Which looks very simple in the first place (select src+dst mac and done) then apparently turns out to be much more a question of the individual manufacturer implementation then anything else. You read on the internet that the load balancing part of LAG is not specified by IEEE 802.3ad..

Also a LAG with an end device (like a Synology NAS) reduces its MAC addresses to 1 (so the MAC address from the 2nd, 3rd [..] end device port  is ignored at this stage - as long as its part of the LAG). So the ethernet frame with traffic from a  LAG end device  always has the same MAC address as src. See also the CLI output from the SG550XG about the LAG with the NAS (00:11:32 is Synology).
As the one side of the traffic is different (think: "2 clients accessing the same NAS") this should result in two different hashes but it seems to be not that simple.

I have added a screenshot from 3 different switches I had handy during the test. The (entry level) HPE 1820 seems to have the most options (and fully saturating a DS1815+ with it from 2 clients works just fine both ways since years), while the Cisco SMB series seem to be reduced (maybe what I need is avail. in the higher Catalyst series - but this is way out of budget).

The SG550XG-8F8T and the SG500X-24 both have the same behavior:
2 clients > NAS: 2 legs (2 different flows per src mac),
NAS > 2 clients: 1 leg
(only 1 flow per src mac)

It does not matter if I use 2x 1G or 2x 10G for the link to the Synology.

When using 4 clients (and not Synology) I can fully utilize the LAG between switches - this would be expected behavior as src and dst mac are different for both flows.
client A iperf server > LAG 2 legs > client B iperf client (1 flow per src mac)
client C iperf server > LAG 2 legs > client D iperf client (another flow per src mac)
= both legs fully saturated.

So I guess what I need is "TCP ports" as an option for load balancing on the SG models to make 1 NAS able to deliver more than 1 flow.

I also have to correct my findings about the Dlink DXS. While I had fully saturated LAG 2x 10G working at some point I was not able to reproduce this.
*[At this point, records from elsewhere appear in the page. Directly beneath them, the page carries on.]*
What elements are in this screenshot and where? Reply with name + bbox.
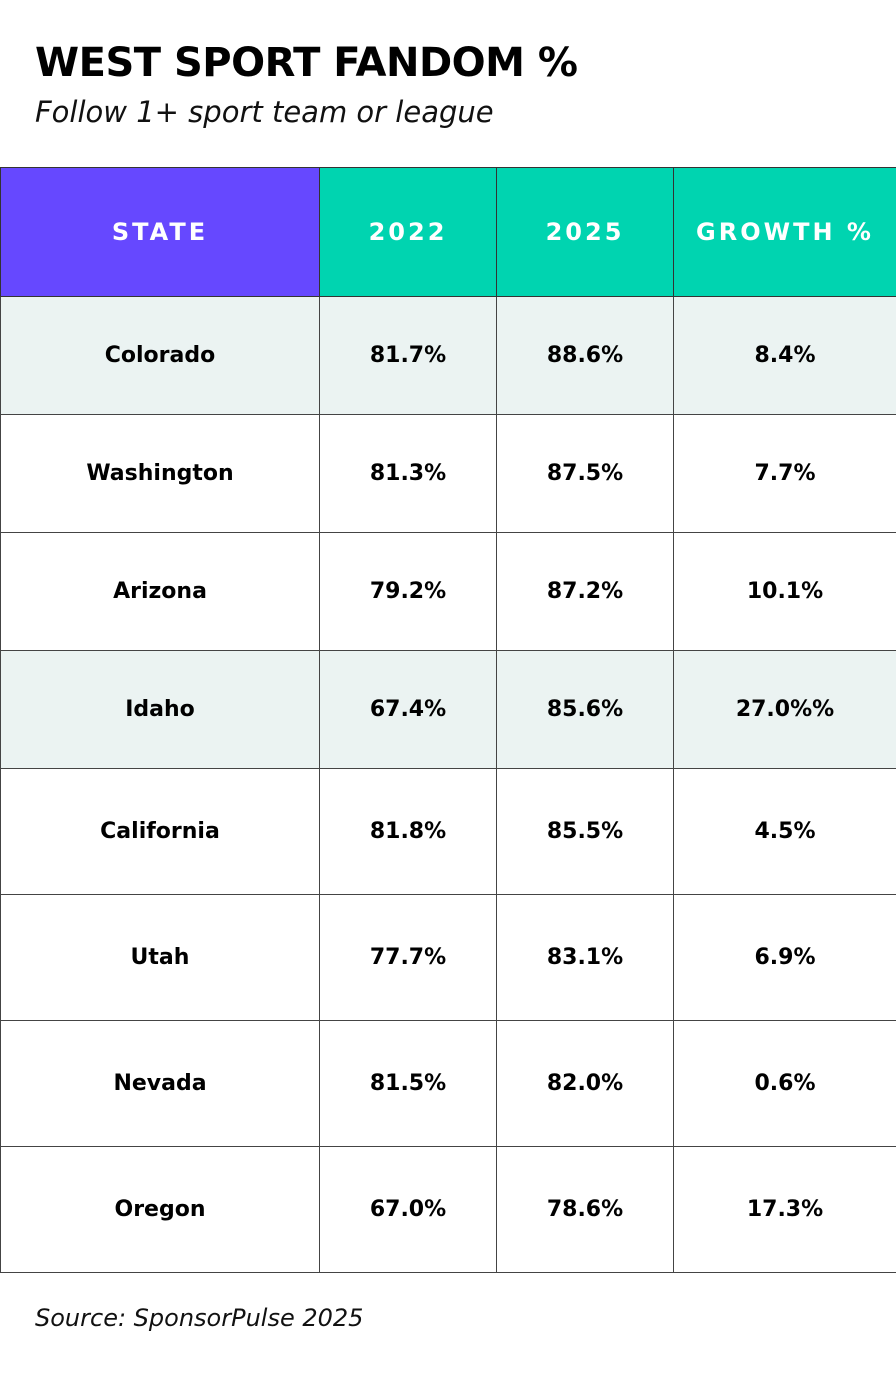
table-cell: Washington (0, 414, 320, 533)
column-header: 2022 (319, 167, 497, 297)
table-cell: 87.2% (496, 532, 674, 651)
table-cell: 85.5% (496, 768, 674, 895)
table-row: Nevada 81.5% 82.0% 0.6% (0, 1020, 896, 1147)
title: WEST SPORT FANDOM % (35, 40, 578, 86)
table-cell: 0.6% (673, 1020, 896, 1147)
table-cell: 81.8% (319, 768, 497, 895)
table-cell: 17.3% (673, 1146, 896, 1273)
table-row: Colorado 81.7% 88.6% 8.4% (0, 296, 896, 415)
table-cell: 82.0% (496, 1020, 674, 1147)
table-cell: Nevada (0, 1020, 320, 1147)
table-cell: 7.7% (673, 414, 896, 533)
table-cell: 77.7% (319, 894, 497, 1021)
table-cell: 8.4% (673, 296, 896, 415)
column-header: GROWTH % (673, 167, 896, 297)
table-cell: 10.1% (673, 532, 896, 651)
subtitle: Follow 1+ sport team or league (35, 95, 494, 129)
table-cell: 6.9% (673, 894, 896, 1021)
table-cell: Colorado (0, 296, 320, 415)
table-cell: 83.1% (496, 894, 674, 1021)
table-row: Washington 81.3% 87.5% 7.7% (0, 414, 896, 533)
table-cell: 4.5% (673, 768, 896, 895)
data-table: STATE 2022 2025 GROWTH % Colorado 81.7% 88.6%… (0, 167, 896, 1273)
table-cell: 67.0% (319, 1146, 497, 1273)
table-cell: 81.7% (319, 296, 497, 415)
table-row: Idaho 67.4% 85.6% 27.0%% (0, 650, 896, 769)
table-row: Oregon 67.0% 78.6% 17.3% (0, 1146, 896, 1273)
table-cell: 85.6% (496, 650, 674, 769)
table-cell: 87.5% (496, 414, 674, 533)
table-cell: California (0, 768, 320, 895)
table-row: Utah 77.7% 83.1% 6.9% (0, 894, 896, 1021)
table-cell: 81.3% (319, 414, 497, 533)
table-cell: 27.0%% (673, 650, 896, 769)
header-row: STATE 2022 2025 GROWTH % (0, 167, 896, 297)
table-cell: 67.4% (319, 650, 497, 769)
table-cell: 79.2% (319, 532, 497, 651)
table-row: Arizona 79.2% 87.2% 10.1% (0, 532, 896, 651)
table-cell: 81.5% (319, 1020, 497, 1147)
column-header: 2025 (496, 167, 674, 297)
source: Source: SponsorPulse 2025 (35, 1304, 364, 1332)
table-cell: Idaho (0, 650, 320, 769)
table-cell: Utah (0, 894, 320, 1021)
table-body: Colorado 81.7% 88.6% 8.4% Washington 81.3% 87.… (0, 296, 896, 1273)
table-row: California 81.8% 85.5% 4.5% (0, 768, 896, 895)
column-header: STATE (0, 167, 320, 297)
table-cell: 78.6% (496, 1146, 674, 1273)
table-cell: 88.6% (496, 296, 674, 415)
table-cell: Arizona (0, 532, 320, 651)
table-cell: Oregon (0, 1146, 320, 1273)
So for now its delivering the same results than the SG550XG-8F8T and the SG500X-24 (sending TO the NAS from 2 clients works utilizing both LAG links, receiving from the NAS [1 MAC address] with two clients utilizes only one LAG link.
I also had a play with the different options on the DXS and they seem to have nothing to do with the label.. :

  • 2 clients > NAS: 2 legs, NAS > 2 clients: 1 leg (all the same)
    „Source Mac“, „Source Destination Mac“, „Destination IP“
  • massive reduced speed (switch CPU remains at ~20 % load so thats not the bottleneck)
    "Destination Mac", „Source IP“
  • Source Destination IP I don't remember but I would not improve things.

This concludes my testing about LAG, Synology and transfer speed.
I'm trying to get a Cisco representative to confirm my assumption about the SG series not supporting TCP port as load balancing hash argument.

... when testing with the current firmware for SG550XG-8F8T the other day I was able to archive 12+ GBit/s (limited to other factors).

So I think Cisco did something here to solve the issue. Thanks!